Excellent question.  I was thinking about it in a café in Bristol recently when a chorus of early season colds had me fearful for the hygiene of my breakfast and apprehensive about the season of flu and yellow phlegminess. A phrase came into my head ‘ staccato coughs and sneezes in an October cafe/ opening exchanges in an imminent Great War’ and it occurred to me that when I was a kid, I would have grabbed such a line and used it as it was – an image (or complete imagist poem) dramatising, somewhat portentously, my separate existence. Most of my ideas – if they’re any good –  still bleed out of me first as poems. It’s just that with the distance of age, and the confidence of publication in various genres  – I would now consider whether this line is better dispersed in a narrative (quite a few of my early poems were really stories crammed into lyric.) Given to a character in a novel, or even (if appropriate) to the narrator, (both of whom would be revealed by it) this same line would have a different – because more distanced – meaning. If it was given to a character in a play, it would have to be – with the extra exposure of a lit stage – a very marginal and portentous character whereas in a novel, even as the narrator,  he is only a prism for filtering a narrative. He is not the narrative itself.

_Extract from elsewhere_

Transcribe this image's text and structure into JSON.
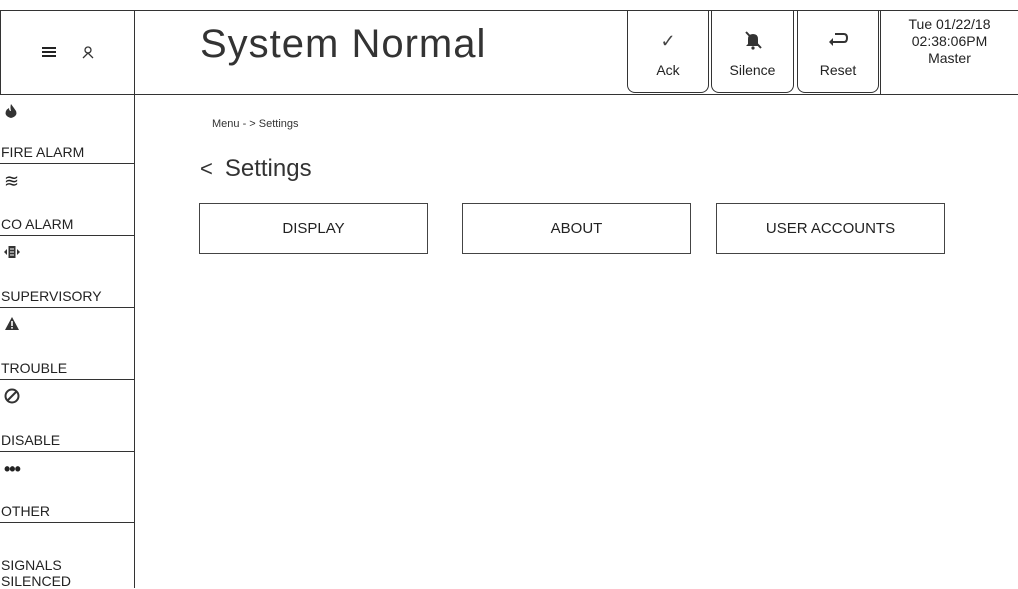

Applying all this to your question, both Arthur and Boudicca were born – out of a long painful love-labour and yet ‘as natural as leaves to a tree’ – as a narrative sequence of poems. There was never any question that they could be novels. They each tell a bardic story, using all the persuasiveness and word-lyricism of poetry declaimed on the air to a live audience (with props and large masks  to support but not limit the burden carried by the words.) Yes, reception theory shows that readers recreate novels as they read but a live and present theatre audience takes this one stage further. If the narrator of a novel is legitimately dead – his work handed over to the reader – the bardic storyteller is very much alive, because the reception is present at every recreation. Any actor will tell you how an audience response shapes the telling and performing. If the audience is shocked or excited, my written for speaking rhythms will pick up on it, if they’re laughing, my consonants and vowels will laugh with them. This is a very naked but exhilarating experience. But that edginess fits these stories.  The verse lines, alliteration, assonance, drum beat/heart-beat metres – as well as the epic, archetypal masks – of One Man and His Masks are designed to evoke, in and for a live audience, the heart in the mouth, tongue in the throat primal stories – breath-taking stories at the living root of Britain – that I want to tell.

It’s the oldest trick in the book – it even predates the book. The Greek poets wrote plays and the Celtic bards told stories to happen like this in the divine, enchanted, primitive and yet mystical, performance space. And as far as I am concerned, unlike the Celtic drum I use to punctuate my battle lines in both shows, you can’t beat it.

Amazing.  Now tell me about this play.

It’s two 45-minute shows, actually:  “Never Mind The Testosterone” and “Here Comes Boudicca.” Boudicca’s revolt is told as a punk rock tour and Arthur’s story uses the invasion games, flags and bunting of sport. The same props are used for each of the two shows – eg a wheelchair for Boudicca’s chariot becomes Arthur’s throne.  The shows are very visual and theatrical – combined-arts verse storytelling, one man, two masks, a wheelchair, three flags, a rattle, a megaphone and a drum – taking a lively and modern approach to early British history. They are ‘alternative’ in foregrounding the Celtic and matriarchal side of Boudicca’s story (in addition to and as opposed to the more standard Roman view) and in exploring the Celtic/ West country roots of the Arthur legends (in addition to and as opposed to the Norman English retellings.)



    Here are some of his tour dates for 2011, but I urge you to learn more about it all if you’re interested here.

Tues Feb 22: 11am King’s Lynn Museum: part 1 Boudicca
Weds Feb 23: 11am Thetford Ancient House Museum: part 1 Boudicca
Weds Feb 23: 7.30pm Norwich Puppet Theatre: part 1 Boudicca

Fri Aug 5- Saturday Aug 27 inclusive (not Sundays) 8 pm The Surgeon’s Hall, Theatre 3, Edinburgh:
part 1 Boudicca and part 2: Arthur on alternate nights.